Ce terme se prend ordinairement en un sens odieux dans notre langue, pour un prince qui abuse de son autorité pour opprimer ses sujets et pour vexer ses voisins. Mais dans le Grec et dans le Latin tyrannus se prend souvent en bonne part ; et anciennement il n’y avait point de différence entre la signification de tyrannus et de rex. Dans la suite, le nom de tyran devint odieux, surtout dans les villes libres.

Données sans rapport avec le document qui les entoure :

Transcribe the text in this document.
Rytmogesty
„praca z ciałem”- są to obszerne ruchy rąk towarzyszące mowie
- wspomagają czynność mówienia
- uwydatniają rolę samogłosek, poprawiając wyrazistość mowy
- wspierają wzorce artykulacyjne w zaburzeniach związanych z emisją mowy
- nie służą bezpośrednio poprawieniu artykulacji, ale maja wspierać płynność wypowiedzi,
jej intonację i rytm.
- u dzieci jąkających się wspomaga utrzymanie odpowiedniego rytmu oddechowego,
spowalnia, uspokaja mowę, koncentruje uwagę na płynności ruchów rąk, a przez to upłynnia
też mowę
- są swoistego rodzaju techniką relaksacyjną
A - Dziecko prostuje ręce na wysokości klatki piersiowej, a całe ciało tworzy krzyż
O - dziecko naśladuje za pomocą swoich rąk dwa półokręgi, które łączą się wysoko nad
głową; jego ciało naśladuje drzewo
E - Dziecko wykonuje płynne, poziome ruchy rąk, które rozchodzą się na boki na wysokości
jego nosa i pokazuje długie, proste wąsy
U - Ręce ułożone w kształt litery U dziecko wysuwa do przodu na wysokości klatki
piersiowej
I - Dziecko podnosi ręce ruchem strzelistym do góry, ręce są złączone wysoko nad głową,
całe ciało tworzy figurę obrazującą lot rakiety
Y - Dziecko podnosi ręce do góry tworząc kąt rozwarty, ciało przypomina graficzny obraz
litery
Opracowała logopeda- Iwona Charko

Les auteurs sacrés se servent quelquefois du nom de tyrannus pour marquer un prince, un roi. Par exemple, Esther (Esther 6.9). L’Hébreu (Ézéchiel 23.23) lit : Parthumim, qui paraît répondre au grec paratimios, un homme illustre. On lit le même terme de Parthumim dans Daniel (Daniel 1.3), où il est aussi traduit par tyrannus. Mais dans le même Daniel (Daniel 3.2-3), on lit dans l’Hébreu gedabroei au lieu de tyrannus, qui est dans le Grec et dans le Latin. Dans Job (Job 34.19), tyrannus répond à l’hébreu sar, un prince ; et en (Job 35.9), il répond àrabbim, des puissants. Dans Ézéchiel (Ézéchiel 23.23), tyrannus se met pour l’hébreu schuah. Dans Abacuc (Habakuk 1.10), tyrannus est mis pour l’hébreu rasen, qui signifié un satrape, un gouverneur, et qui est apparemment le même que saren ou suren, un grand seigneur. Je ne parle point des livres écrits en grec, comme la Sagesse, l’Ecclésiastique et les Machabées, où le nom de tyrannus se met tantôt en bonne et tantôt en mauvaise part, comme parmi les autres auteurs grecs.
Il est dit dans les Actes des apôtres (Actes 19.9) que saint Paul étant à Éphèse, et voyant que les Juifs auxquels il prêchait, au lieu de se convertir, s’endurcissaient de plus en plus, se retira de leur compagnie, n’alla plus prêcher dans leur synagogue, et se mit à enseigner tous les jours dans l’école d’un certain Tyran. On dispute quel est ce Tyran. Quelques-uns croient que c’était un prince ou un grand seigneur qui lui fournissait sa maison pour y rassembler ses disciples. Mais la plupart sont persuadés que ce Tyran était un gentil converti et ami de saint Paul chez qui il se retira. Le nom de certain Tyran se peut dire également d’un homme de ce nom et d’un prince souverain. D’ailleurs le nom de Tyran était alors trop odieux pour le donner sans correctif à un homme dont on n’aurait eu à dire que du bien. Quelques manuscrits grecs lisent Tyrannios au lieu de Tyrannos ; et d’autres exemplaires portent qu’il enseignait depuis la cinquième jusqu’à la dixième heure. On trouve dans l’histoire plus d’un homme du nom de Tyrannus.